Am dritten Tag erreichen wir wieder schneefreies Gelände. Nach einem langen, anstrengenden Wandertag trotte ich den schmalen Trail entlang, als es plötzlich rechts im Gehölz laut kracht. Ein Schwarzbär bricht unvermittelt aus dem Wald und steht direkt vor mir, nur 3 m entfernt, auf dem Weg. Wir starren uns beide überrascht an. Dann tritt Malin auf einen morschen Ast und der Bär macht einen Sprung und läuft davon. Wow, unser erster PCT Bär!
Hinter Castella, einige Tage später, haben wir dann gleich noch eine Bärenbegegnung. Diesmal sichten wir zunächst ein dunkelbraunes Bärenjunges, das vom Trail aus die Böschung hoch läuft. Kurz darauf entdecken wir noch ein zweites hellbraunes Junges und die Mama. Die drei Tiere beobachten uns aus etwa 10 m Abstand vom Berghang hinunter. Mit Rufen, Geklatsche und sogar schrägem Gesang versuchen wir sie zu vertreiben - vergebens. Allerdings ist das Muttertier ganz entspannt und so bleibt uns letztlich nichts anderes übrig, als vorsichtig an den Bären vorbei zu gehen.
Weniger spektakulär, aber dafür umso lästiger sind die Milliarden Moskitos, die uns jetzt täglich auflauern. In den waldigen Gebieten, die bereits schneefrei sind, wimmelt es nur so vor den Blutsaugern. Abends im Camp ist es zum Teil so schlimm, dass wir trotz Hitze mit Regenklamotten ums rauchige Lagerfeuer sitzen und versuchen, unser Essen schnell unter dem Kopfnetz hindurch in den Mund zu schieben. Trotz allem zähle ich nach dieser Etappe 145 Stiche!

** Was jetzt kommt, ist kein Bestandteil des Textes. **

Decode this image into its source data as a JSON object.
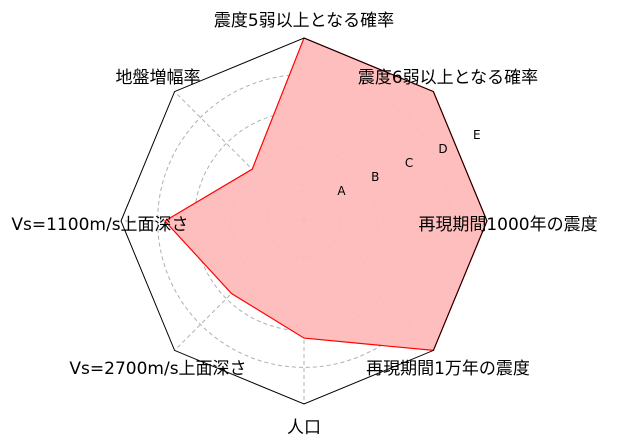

Die letzten Tagen erreicht uns dann eine Hitzewelle mit Temperaturen bis zu 45°C. Selbst abends kühlt es nicht merklich ab. In den Mittagspausen rasten wir oft an brausenden Flüssen, die herrlich eisig sind vom schmelzenden Schnee aus den Bergen. Es ist schon ein verrücktes Gefühl: mit den Füßen steckt man in Eis und Schnee und von oben brennt die kalifornische Sonne auf einen runter. Eigentlich müsste der Schnee doch in kürzester Zeit geschmolzen sein...?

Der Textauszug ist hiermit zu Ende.